Please know that I am deeply sorry. I am sorry for the pain and hurt many of you have experienced. I am sorry that some of you spent years working through the shame and guilt you felt when your attractions didn’t change. I am sorry we promoted sexual orientation change efforts and reparative theories about sexual orientation that stigmatized parents. I am sorry that there were times I didn’t stand up to people publicly “on my sidewp_postswho called you names like sodomite—or worse. I am sorry that I, knowing some of you so well, failed to share publicly that the gay and lesbian people I know were every bit as capable of being amazing parents as the straight people that I know. I am sorry that when I celebrated a person coming to Christ and surrendering their sexuality to Him that I callously celebrated the end of relationships that broke your heart. I am sorry that I have communicated that you and your families are less than me and mine.
More than anything, I am sorry that so many have interpreted this religious rejection by Christians as God’s rejection. I am profoundly sorry that many have walked away from their faith and that some have chosen to end their lives. For the rest of my life I will proclaim nothing but the whole truth of the Gospel, one of grace, mercy and open invitation to all to enter into an inseverable relationship with almighty God.
Does this mean that Exodus will disband or that it now opposes conversion therapy? Probably not. Chambers also wrote that “Because I do not completely agree with the vocal majorities in either group and am forging a new place of peaceful service in and through both, I will likely continue to be an outsider to some degree,” and “I cannot apologize for my deeply held biblical beliefs about the boundaries I see in scripture surrounding sex… I cannot apologize for my beliefs about marriage.” While Chambers can’t necessarily speak for all of Exodus, it seems like he’s saying that his beliefs about issues like the sinfulness of homosexuality remain unchanged, and perhaps his views about the efficacy or worthwhileness of conversion therapy — the wording of his apology was careful in that he talks about how “some of you” felt shame when conversion therapy proved ineffective. But it does seem like Chambers wants to change how those beliefs affect other people, saying that “…I will exercise my beliefs with great care and respect for those who do not share them.”

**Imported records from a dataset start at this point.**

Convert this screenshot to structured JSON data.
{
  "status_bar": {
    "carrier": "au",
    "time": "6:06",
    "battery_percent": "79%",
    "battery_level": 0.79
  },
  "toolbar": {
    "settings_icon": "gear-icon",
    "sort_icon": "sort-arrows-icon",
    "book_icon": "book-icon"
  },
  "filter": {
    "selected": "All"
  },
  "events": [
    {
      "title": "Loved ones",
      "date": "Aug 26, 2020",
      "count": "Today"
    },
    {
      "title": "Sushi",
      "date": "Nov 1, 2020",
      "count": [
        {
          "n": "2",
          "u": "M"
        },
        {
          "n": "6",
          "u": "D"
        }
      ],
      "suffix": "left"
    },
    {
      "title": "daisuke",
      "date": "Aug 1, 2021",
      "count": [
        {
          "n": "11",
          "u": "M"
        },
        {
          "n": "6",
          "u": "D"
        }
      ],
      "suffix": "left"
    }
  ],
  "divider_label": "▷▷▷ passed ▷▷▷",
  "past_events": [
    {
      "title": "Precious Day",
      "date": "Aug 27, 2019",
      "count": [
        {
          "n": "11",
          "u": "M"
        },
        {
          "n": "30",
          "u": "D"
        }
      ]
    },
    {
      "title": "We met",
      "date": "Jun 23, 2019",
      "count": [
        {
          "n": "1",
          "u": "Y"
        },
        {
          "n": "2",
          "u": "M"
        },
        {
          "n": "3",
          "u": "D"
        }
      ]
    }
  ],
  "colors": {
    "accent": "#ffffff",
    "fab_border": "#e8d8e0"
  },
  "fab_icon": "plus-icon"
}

Although Exodus made a statement last year that it would no longer use language that suggested it could “cure” or “change” homosexuality, that’s a far cry from actually acknowledging the lives that have been irreparably damaged and, in some cases, ended by the pseudoscience attempting to “fix” sexual orientation for religious or gay-panic-related reasons. Chambers’ language in this apology implies that he actually has learned something about what the repercussions of his work have been. He’s also taking steps for active reconciliation — this apology coincides with a television broadcast of “God & Gays” with Lisa Ling, during which Chambers will sit down with people affected by his organization in a process that’s similar to a formal restorative justice process.
Of course, while this is undeniably a positive step, it may ring hollow for people who are still struggling with the problems Chambers is apologizing for. Acknowledging the incredible harm wrought by ex-gay programs doesn’t make it go away; many might argue, very fairly, that paying for therapy would be a more meaningful gesture. But especially for people whom have carried shame their whole lives about feeling unwelcome in their religious communities, hopefully this statement can be affirming. And although Chambers gives us the disclaimer that “…some within the communities for which I apologize will say I don’t have the right, as one man, to do so on their behalf,” hopefully other leaders within the religious right will find this example inspiring, if not in a way that actually changes their views, perhaps in a way that calls into question the degree to which other people need to suffer for them.